An MDL Framework for Data Clustering

Petri Myllymaki
Complex Systems Computation Group (CoSCo)
Helsinki Institute for Information Technology (HIIT)
University of Helsinki & Helsinki University of Technology
P.O. Box 9800, FIN-02015 HUT, Finland.
petri.myllymaki@cs.helsinki.fi
http://cosco.hiit.fi/

Clustering is one of the central concepts in the field of unsupervised
data analysis. Unfortunately it is also a very controversial issue,
and the very meaning of the concept “clustering” may vary a great deal
between different scientific disciplines. However, a common goal in
all cases is that the objective is to find a structural representation
of data by grouping (in some sense) similar data items together.

In this work we want to distinguish the actual process of grouping the
data items from the more fundamental issue of defining a criterion for
deciding which data items belong together, and which do not. To study
the latter problem further, we regard clustering as a data assignment
problem where the goal is to partition the data into several
non-hierarchical groups of items. For solving this problem, we suggest
an information-theoretic framework based on Rissanen's minimum
description length (MDL) principle.

Intuitively, the idea is that we group together those data items that
can be compressed well together, so that the total code length over
all the data groups is optimized. One can argue that as efficient
compression is possible only when one has discovered underlying
regularities that are common to all the members of a group, this
approach produces an implicitly defined similarity metric between the
data items. Formally the global code length criterion to be optimized
is defined by using the intuitively appealing universal normalized
maximum likelihood (NML) code which has been shown to produce optimal
compression rate in an explicitly defined manner. The number of groups
can be assumed to be unknown, and the problem of deciding the optimal
number is formalized as part of the same theoretical framework.
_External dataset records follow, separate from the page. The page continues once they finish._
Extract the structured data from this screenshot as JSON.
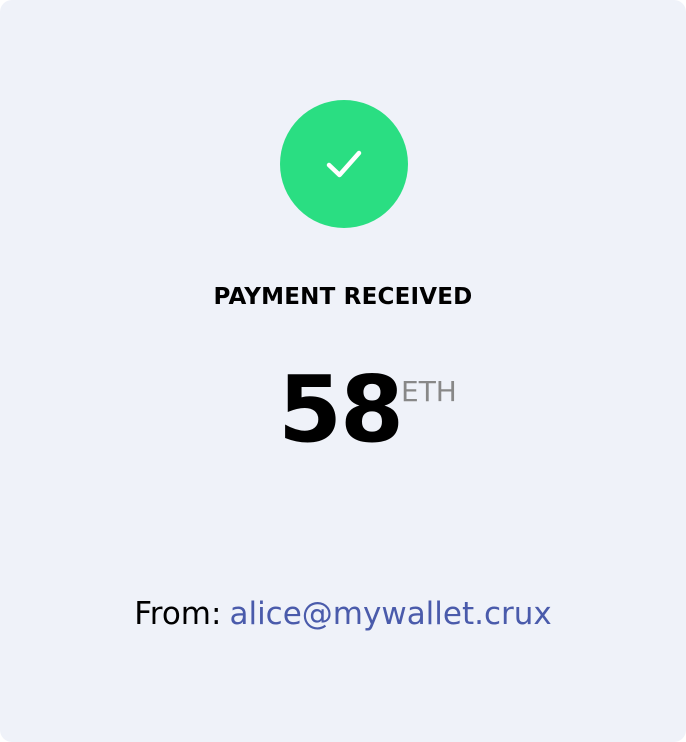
{
  "status": {
    "title": "PAYMENT RECEIVED",
    "icon": "check-icon",
    "icon_bg_color": "#2ade82"
  },
  "amount": {
    "value": "58",
    "currency": "ETH"
  },
  "sender": {
    "label": "From:",
    "address": "alice@mywallet.crux",
    "address_color": "#4a5bab"
  },
  "colors": {
    "card_background": "#eff2f9"
  }
}
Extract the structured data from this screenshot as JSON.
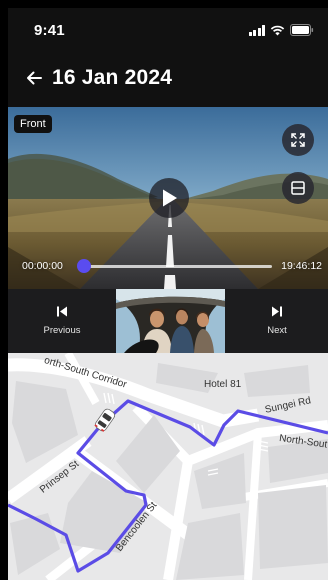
{
  "status_bar": {
    "time": "9:41"
  },
  "header": {
    "title": "16 Jan 2024"
  },
  "video": {
    "camera_badge": "Front",
    "time_start": "00:00:00",
    "time_end": "19:46:12",
    "progress_fraction": 0.0
  },
  "controls": {
    "previous_label": "Previous",
    "next_label": "Next"
  },
  "map": {
    "labels": {
      "corridor": "orth-South Corridor",
      "hotel": "Hotel 81",
      "sungei": "Sungei Rd",
      "north_south": "North-Sout",
      "prinsep": "Prinsep St",
      "bencoolen": "Bencoolen St"
    },
    "route_color": "#5b4ce6"
  },
  "colors": {
    "accent": "#5a4cf0",
    "background": "#1c1c1e"
  },
  "icons": [
    "back-arrow-icon",
    "expand-icon",
    "split-view-icon",
    "play-icon",
    "previous-icon",
    "next-icon",
    "signal-icon",
    "wifi-icon",
    "battery-icon",
    "car-icon"
  ]
}
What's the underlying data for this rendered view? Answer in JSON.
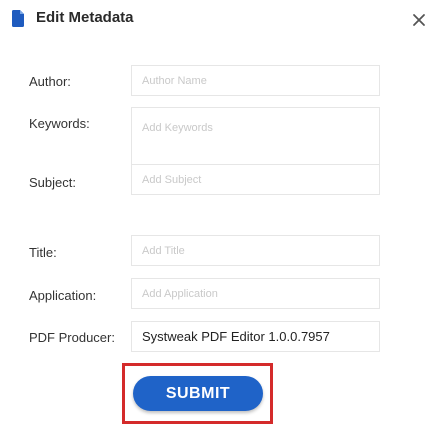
{
  "dialog": {
    "title": "Edit Metadata",
    "title_icon": "document-icon",
    "close_icon": "close-icon"
  },
  "fields": {
    "author": {
      "label": "Author:",
      "placeholder": "Author Name",
      "value": ""
    },
    "keywords": {
      "label": "Keywords:",
      "placeholder": "Add Keywords",
      "value": ""
    },
    "subject": {
      "label": "Subject:",
      "placeholder": "Add Subject",
      "value": ""
    },
    "title": {
      "label": "Title:",
      "placeholder": "Add Title",
      "value": ""
    },
    "application": {
      "label": "Application:",
      "placeholder": "Add Application",
      "value": ""
    },
    "producer": {
      "label": "PDF Producer:",
      "value": "Systweak PDF Editor 1.0.0.7957"
    }
  },
  "actions": {
    "submit_label": "SUBMIT"
  },
  "colors": {
    "accent": "#1f63c8",
    "highlight_frame": "#d42a2a",
    "icon": "#1e5bbf"
  }
}
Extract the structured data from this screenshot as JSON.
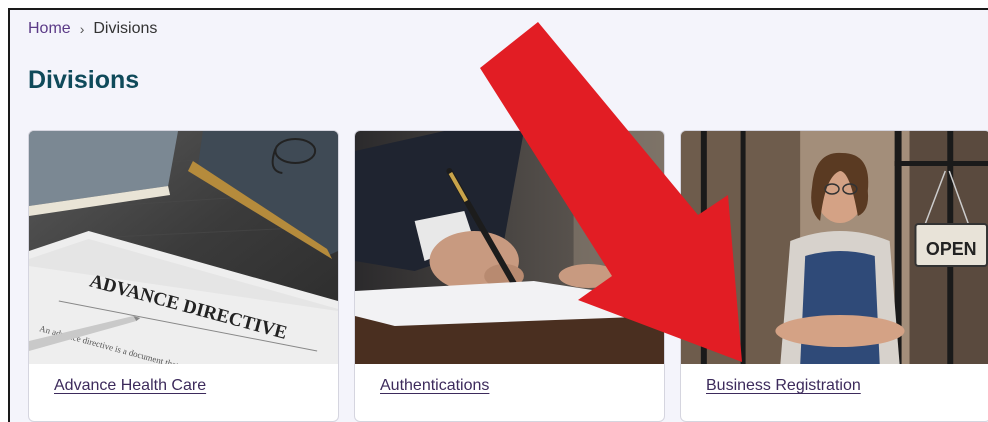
{
  "breadcrumb": {
    "home": "Home",
    "separator": "›",
    "current": "Divisions"
  },
  "page": {
    "title": "Divisions"
  },
  "cards": [
    {
      "label": "Advance Health Care",
      "image_text": "ADVANCE DIRECTIVE",
      "image_small_text": "An advance directive is a document that allows you to make decisions if they are unable... Depending..."
    },
    {
      "label": "Authentications"
    },
    {
      "label": "Business Registration",
      "image_sign_text": "OPEN"
    }
  ],
  "colors": {
    "title": "#0f4a5a",
    "link": "#5b3a87",
    "arrow": "#e21d24",
    "background": "#f4f4fb"
  },
  "icons": {
    "breadcrumb_separator": "chevron-right-icon",
    "annotation": "red-arrow-icon"
  }
}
As a concrete example of the suggested theoretical framework, we
instantiate the general data clustering approach for the case with
discrete variables and a local independence assumption between the
variables, and present a recursive formula for efficient computation
of the NML code length in this case. The result is of practical
importance as the amount of discrete data is increasing rapidly (in
the form of WWW pages, WWW log data, questionnaires, and so
on). Although the approach can be easily extended to more complex
cases, we argue that the local independence model is important as the
resulting clusters are in this case easy to analyze. It can also be
said that the local independence model assumed here is complex enough,
as one can obviously model arbitrarily complex distributions by adding
more and more clusters. Finally, we present empirical results that
demonstrate the validity of the suggested approach.